Accidental medication ingestion is one of the most common reason dogs (and sometimes cats) are brought to our veterinary hospital. I’ve seen dogs eat pain medication, ADHD medication, vitamins and supplements of every kind, asthma medication, anxiety medication, diaper and psoriasis creme as well as illegal drugs of various sorts (which always seem to belong to the “workman” or “painter” who happened to be in the house that week.) Any of these ingestions can potentially be toxic to our household pets, so prompt intervention is needed; call your veterinarian right away.Dogs can eat through most types of plastic pill bottles, as can some cats. Both human and veterinary medicines should be kept safely locked in a cabinet or closet at all times, out of the reach of our canine and feline friends.
6.) Toxic foods
This is really another post in and of itself, and will be someday, but certainly warrants a mention on this list. Grapes, raisins, chocolate, garlic and onions can all be toxic to cats and dogs. To avoid accidental ingestion of these foods, keep pets from having access to the kitchen, especially when foods are out on the counter. Again, an indoor invisible fence may be a worthwhile investment for those dogs who like to counter surf (or for the one dog who comes to my practice that learned to drag a dining room chair over to the fridge, to help open it and raid the contents. True story!) Lock pantry and fridge doors if Fido is wily enough to open them. Lock trash cans as well (see item #1 on this list).
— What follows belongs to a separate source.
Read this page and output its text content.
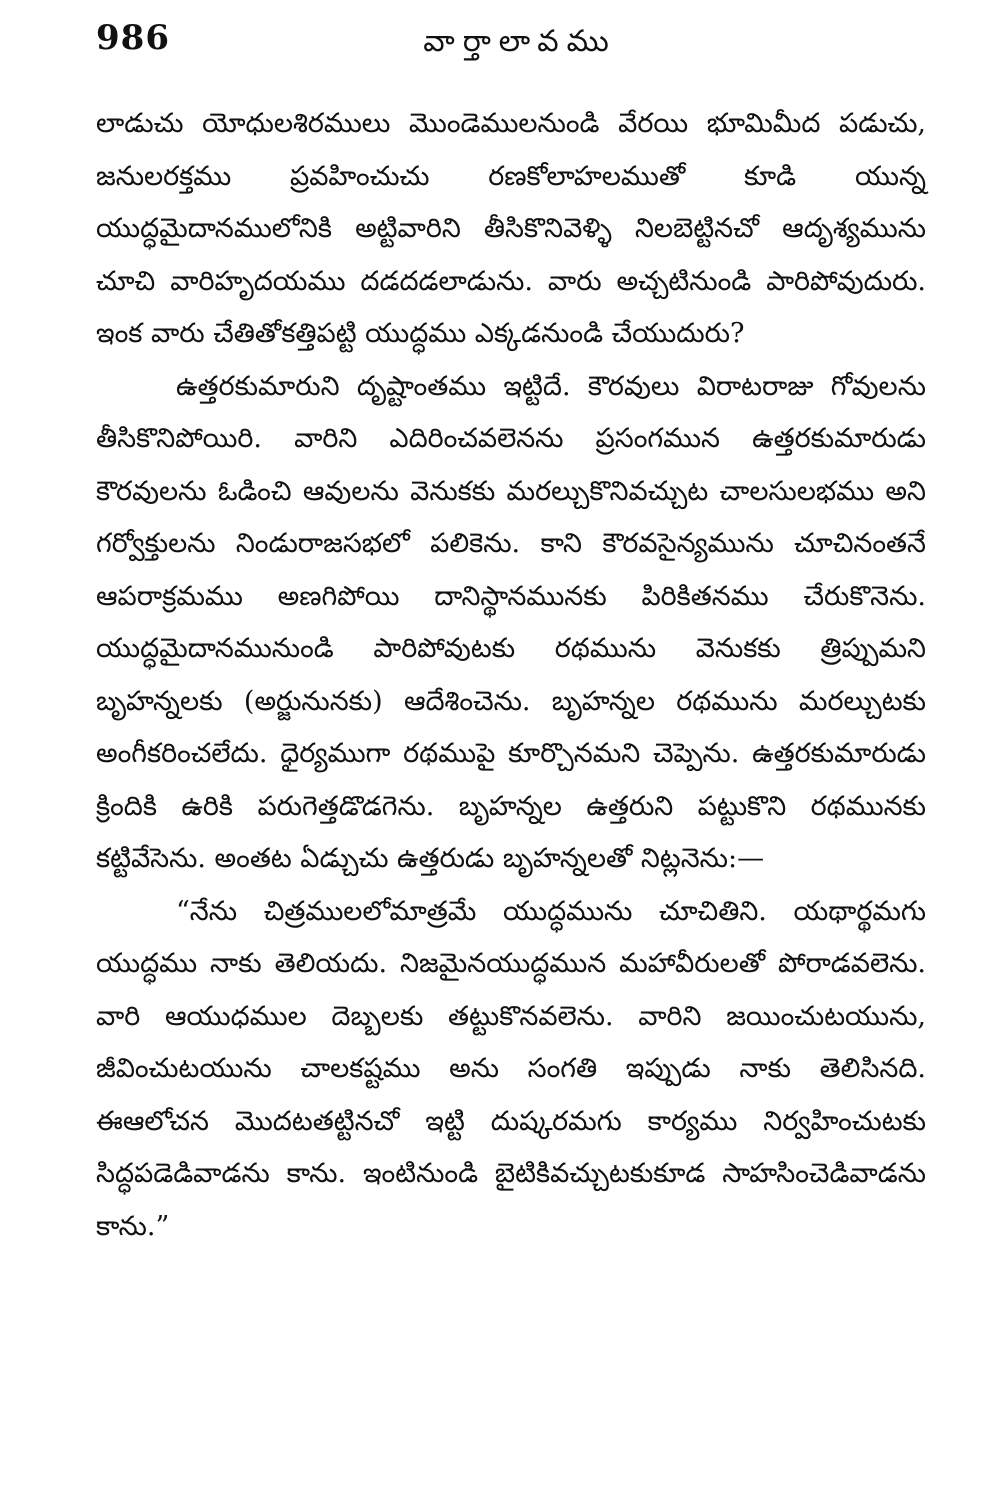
986	వార్తాలావము

లాడుచు యోధులశిరములు మొండెములనుండి వేరయి భూమిమీద పడుచు, జనులరక్తము ప్రవహించుచు రణకోలాహలముతో కూడి యున్న యుద్ధమైదానములోనికి అట్టివారిని తీసికొనివెళ్ళి నిలబెట్టినచో ఆదృశ్యమును చూచి వారిహృదయము దడదడలాడును. వారు అచ్చటినుండి పారిపోవుదురు. ఇంక వారు చేతితోకత్తిపట్టి యుద్ధము ఎక్కడనుండి చేయుదురు?

ఉత్తరకుమారుని దృష్టాంతము ఇట్టిదే. కౌరవులు విరాటరాజు గోవులను తీసికొనిపోయిరి. వారిని ఎదిరించవలెనను ప్రసంగమున ఉత్తరకుమారుడు కౌరవులను ఓడించి ఆవులను వెనుకకు మరల్చుకొనివచ్చుట చాలసులభము అని గర్వోక్తులను నిండురాజసభలో పలికెను. కాని కౌరవసైన్యమును చూచినంతనే ఆపరాక్రమము అణగిపోయి దానిస్థానమునకు పిరికితనము చేరుకొనెను. యుద్ధమైదానమునుండి పారిపోవుటకు రథమును వెనుకకు త్రిప్పుమని బృహన్నలకు (అర్జునునకు) ఆదేశించెను. బృహన్నల రథమును మరల్చుటకు అంగీకరించలేదు. ధైర్యముగా రథముపై కూర్చొనమని చెప్పెను. ఉత్తరకుమారుడు క్రిందికి ఉరికి పరుగెత్తడొడగెను. బృహన్నల ఉత్తరుని పట్టుకొని రథమునకు కట్టివేసెను. అంతట ఏడ్చుచు ఉత్తరుడు బృహన్నలతో నిట్లనెను:—

“నేను చిత్రములలోమాత్రమే యుద్ధమును చూచితిని. యథార్థమగు యుద్ధము నాకు తెలియదు. నిజమైనయుద్ధమున మహావీరులతో పోరాడవలెను. వారి ఆయుధముల దెబ్బలకు తట్టుకొనవలెను. వారిని జయించుటయును, జీవించుటయును చాలకష్టము అను సంగతి ఇప్పుడు నాకు తెలిసినది. ఈఆలోచన మొదటతట్టినచో ఇట్టి దుష్కరమగు కార్యము నిర్వహించుటకు సిద్ధపడెడివాడను కాను. ఇంటినుండి బైటికివచ్చుటకుకూడ సాహసించెడివాడను కాను.”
Kitty cats, this item particularly concerns you! Cats often have a taste for linear objects such as string, thread, ribbon, dental floss and hair ties. These items, if ingested, can cause a very dangerous problem known as a linear foreign body.One end of the linear object can become lodged in the stomach or proximal small intestine and the other end continues to travel through the intestines. The material becomes tightly stretched and the intestine can then “accordion up” on itself. The linear foreign body can eventually saw through the plicated intestines. Pantyhose is a common linear foreign body in dogs. The simplest way to prevent this type of ingestion is to prevent Fluffy from playing with any strings, threads or hair ties. Be mindful of picking up these types of objects when you see them in the house, and keep Kitty from pulling them out of the trash can.
8.) Rat poison
It seems that some people are unaware that rat poisons are also highly toxic to cats and dogs. If a product can poison and kill a rat, it can also poison Fluffy or Fido. The most common type of rat poison used today contains either fumarin or warfarin; these act as anti-coagulants, and cause the rat to bleed to death. The same thing can happy to Fido if he ingests the poison. Fortunately, there is a very effective anecdote (Vitamin K) to this type of rat poison. However, the problem needs to be diagnosed and treated early for a good prognosis. If you have any question whatsoever about whether your pet ingested rat poison, bring them to your veterinarian immediately. This is a very treatable problem if caught early! There are other types of rat poisons on the market, which can cause neurologic symptoms, or mineralization of the body tissues through hypercalcemia. The bottom line is that if you have pets (or small children), rat poison should not be in your home. Ask your exterminator for alternative solutions, such as traps.
While there are some alarming stories in this post, it is my hope that we can all learn from other pet owners’ tragedies and do what we can to keep our pets safe at home.